La protéine en « pointe » du coronavirus vient d’être cartographiée, ouvrant potentiellement la voie au développement d’un vaccin. En effet, c’est de cette protéine que se sert le virus pour infecter les cellules humaines.
À l’heure actuelle, les scientifiques du monde entier font tout ce qu’ils peuvent pour pouvoir développer des vaccins et des médicaments potentiels pour lutter contre le nouveau coronavirus, connu désormais sous le nom de SARS-CoV-2 (SRAS-CoV-2 en français).
Nous rappelons que désormais, il faut utiliser le nom Covid-19 pour parler de l’épidémie actuelle (la maladie) et que le coronavirus en lui-même doit être appelé SARS-CoV-2, un qualificatif très scientifique dans lequel « CoV » signifie « coronavirus » et « SARS » (ou SRAS en français) est un acronyme de « syndrome respiratoire aigu sévère ». De ce fait, le nom « SARS-CoV-2 » a été choisi par le Comité international de taxonomie des virus pour faire comprendre que ce coronavirus est de la même famille que le SARS-CoV, à l’origine de l’épidémie de SARS entre 2002 et 2003, qui avait fait 774 morts dans le monde, dont 349 en Chine continentale.
Mais à présent, un groupe de chercheurs a découvert la structure moléculaire d’une protéine clé que le coronavirus utilise pour envahir les cellules humaines, ouvrant potentiellement la porte au développement d’un vaccin, selon de nouvelles découvertes.
Découverte d’une protéine dite « à pointe » qui pourrait bien changer la donne
Des recherches antérieures ont révélé que les coronavirus envahissent les cellules par le biais de protéines dites « à pointe », mais ces protéines prennent différentes formes dans différents coronavirus.
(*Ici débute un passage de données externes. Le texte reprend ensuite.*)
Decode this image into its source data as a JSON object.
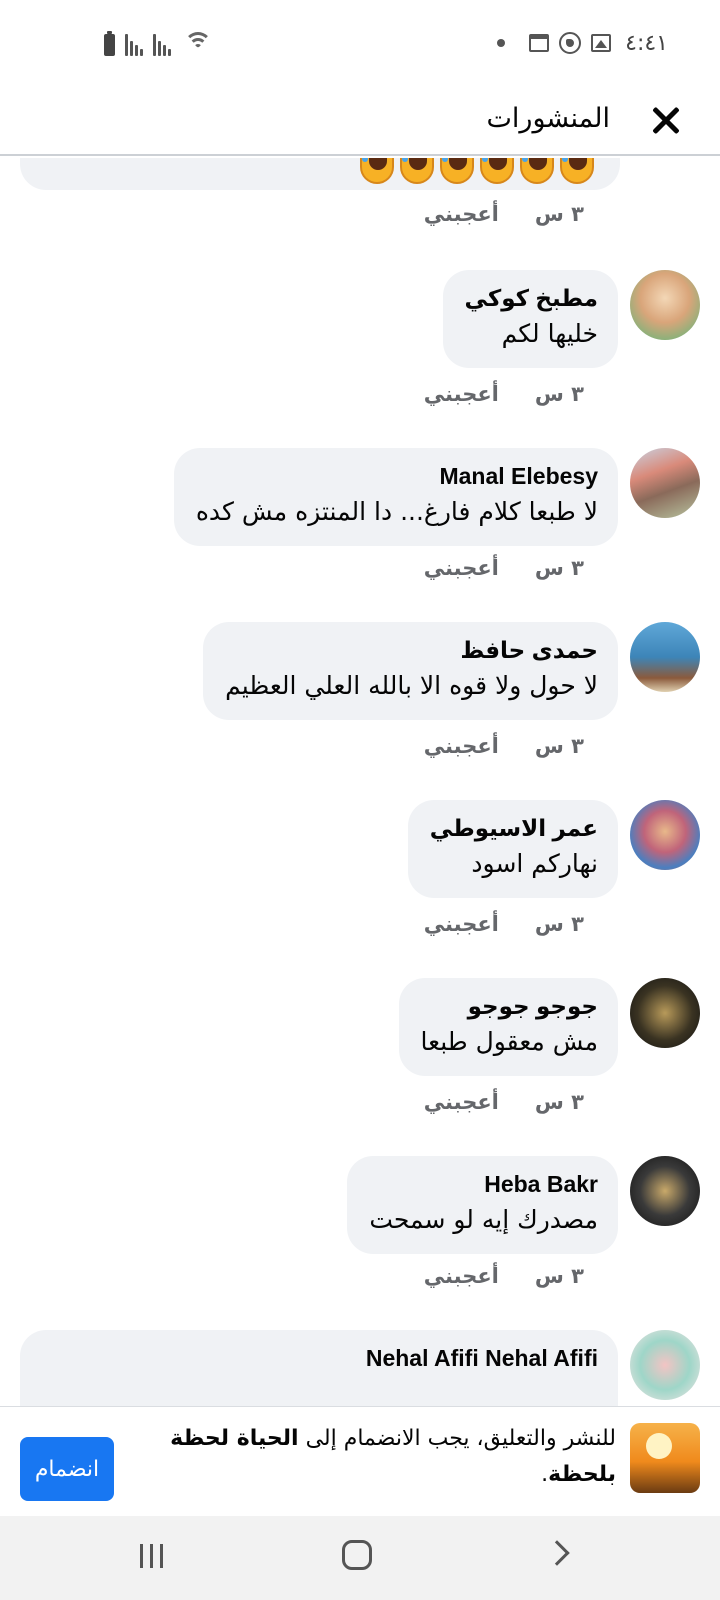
{
  "status_bar": {
    "time": "٤:٤١",
    "icons": [
      "battery-icon",
      "signal-icon",
      "signal-icon",
      "wifi-icon",
      "dot-icon",
      "calendar-icon",
      "whatsapp-icon",
      "gallery-icon"
    ]
  },
  "header": {
    "title": "المنشورات",
    "close_icon": "close-icon"
  },
  "top_comment": {
    "time": "٣ س",
    "like": "أعجبني",
    "emoji": "laughing-emoji"
  },
  "comments": [
    {
      "name": "مطبخ كوكي",
      "text": "خليها لكم",
      "time": "٣ س",
      "like": "أعجبني"
    },
    {
      "name": "Manal Elebesy",
      "text": "لا طبعا كلام فارغ... دا المنتزه مش كده",
      "time": "٣ س",
      "like": "أعجبني"
    },
    {
      "name": "حمدى حافظ",
      "text": "لا حول ولا قوه الا بالله العلي العظيم",
      "time": "٣ س",
      "like": "أعجبني"
    },
    {
      "name": "عمر الاسيوطي",
      "text": "نهاركم  اسود",
      "time": "٣ س",
      "like": "أعجبني"
    },
    {
      "name": "جوجو جوجو",
      "text": "مش معقول طبعا",
      "time": "٣ س",
      "like": "أعجبني"
    },
    {
      "name": "Heba Bakr",
      "text": "مصدرك إيه لو سمحت",
      "time": "٣ س",
      "like": "أعجبني"
    },
    {
      "name": "Nehal Afifi Nehal Afifi",
      "text": "",
      "time": "",
      "like": ""
    }
  ],
  "join_bar": {
    "text_part1": "للنشر والتعليق، يجب الانضمام إلى ",
    "group_name": "الحياة لحظة بلحظة",
    "text_part2": ".",
    "button_label": "انضمام"
  },
  "colors": {
    "accent": "#1877f2",
    "bubble": "#f0f2f5",
    "meta_text": "#65676b"
  }
}
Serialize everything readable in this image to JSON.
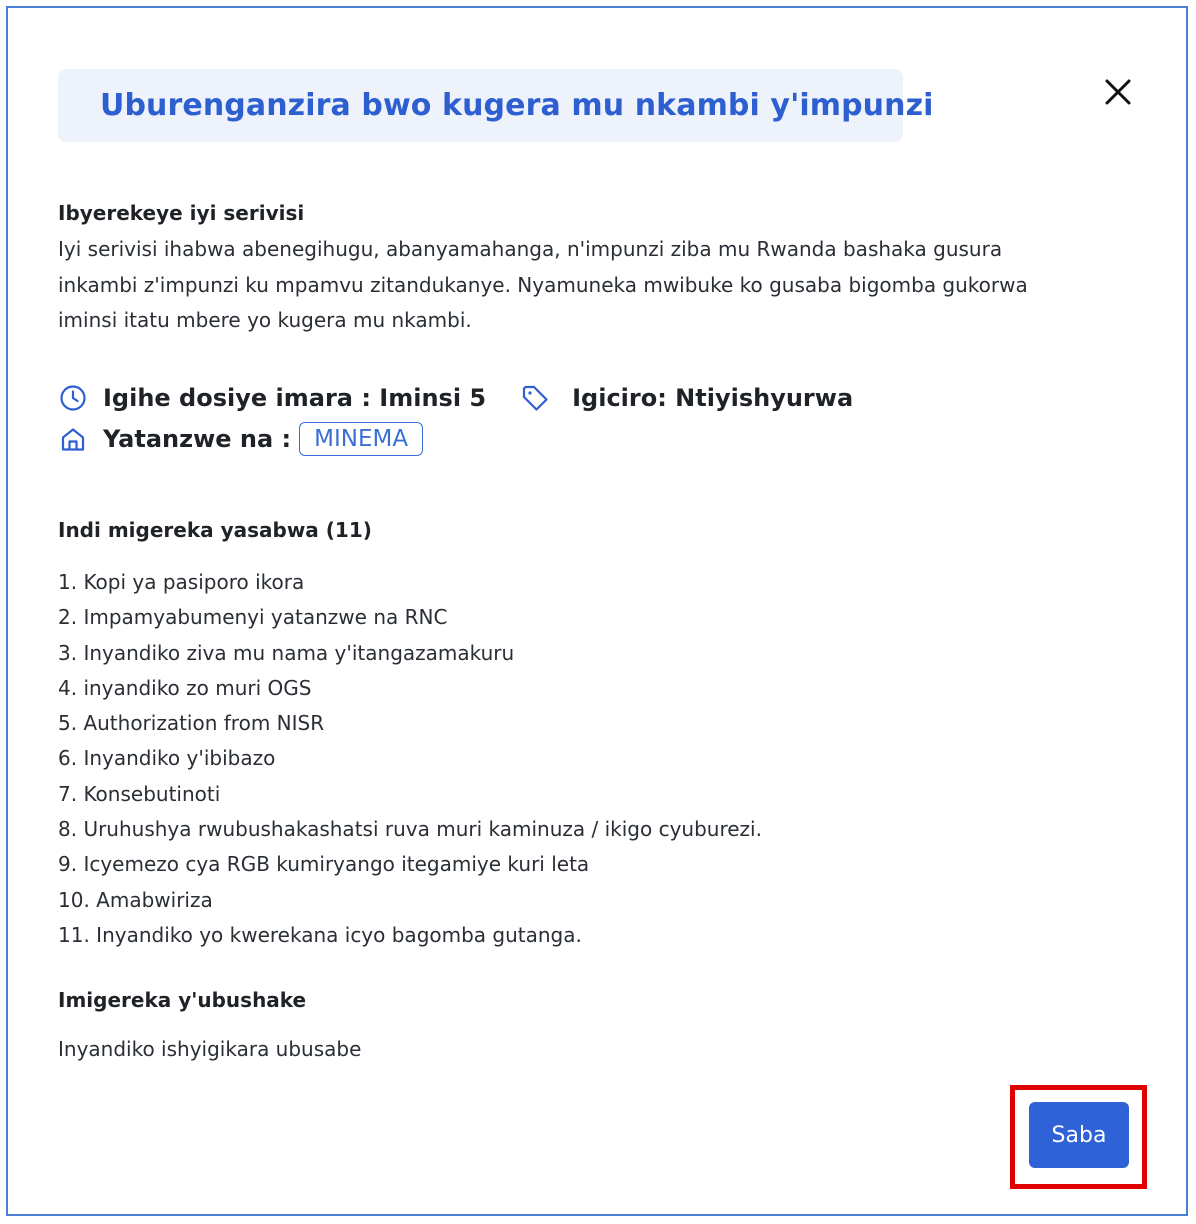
{
  "modal": {
    "title": "Uburenganzira bwo kugera mu nkambi y'impunzi",
    "close_icon": "close-icon"
  },
  "about": {
    "heading": "Ibyerekeye iyi serivisi",
    "lines": [
      "Iyi serivisi ihabwa abenegihugu, abanyamahanga, n'impunzi ziba mu Rwanda bashaka gusura",
      "inkambi z'impunzi ku mpamvu zitandukanye. Nyamuneka mwibuke ko gusaba bigomba gukorwa",
      "iminsi itatu mbere yo kugera mu nkambi."
    ]
  },
  "meta": {
    "processing_time": "Igihe dosiye imara : Iminsi 5",
    "price": "Igiciro: Ntiyishyurwa",
    "provider_label": "Yatanzwe na :",
    "provider_value": "MINEMA",
    "icons": [
      "clock-icon",
      "tag-icon",
      "home-icon"
    ],
    "accent_color": "#2d5fd0"
  },
  "required_documents": {
    "heading": "Indi migereka yasabwa (11)",
    "items": [
      "1. Kopi ya pasiporo ikora",
      "2. Impamyabumenyi yatanzwe na RNC",
      "3. Inyandiko ziva mu nama y'itangazamakuru",
      "4. inyandiko zo muri OGS",
      "5. Authorization from NISR",
      "6. Inyandiko y'ibibazo",
      "7. Konsebutinoti",
      "8. Uruhushya rwubushakashatsi ruva muri kaminuza / ikigo cyuburezi.",
      "9. Icyemezo cya RGB kumiryango itegamiye kuri leta",
      "10. Amabwiriza",
      "11. Inyandiko yo kwerekana icyo bagomba gutanga."
    ]
  },
  "optional_documents": {
    "heading": "Imigereka y'ubushake",
    "text": "Inyandiko ishyigikara ubusabe"
  },
  "actions": {
    "submit_label": "Saba",
    "button_color": "#2f62d6",
    "highlight_color": "#e00000"
  }
}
De ce fait, « déterminer la forme de la protéine à pointe dans le SARS-Cov-2 est la clé pour déterminer comment cibler le virus », a déclaré Jason McLellan, auteur principal de l’étude et professeur agrégé de biosciences moléculaires à l’Université du Texas, à Austin.
Bien que le coronavirus utilise de nombreuses protéines différentes pour répliquer et envahir les cellules humaines, la protéine à pointe est la principale protéine de surface qu’elle utilise pour se lier à un récepteur (une autre protéine qui agit comme une porte d’entrée dans une cellule humaine). Puis, après la liaison de la protéine du virus au récepteur des cellules humaines, la membrane virale fusionne avec la membrane cellulaire humaine, permettant au génome du virus d’entrer dans les cellules humaines et de commencer l’infection.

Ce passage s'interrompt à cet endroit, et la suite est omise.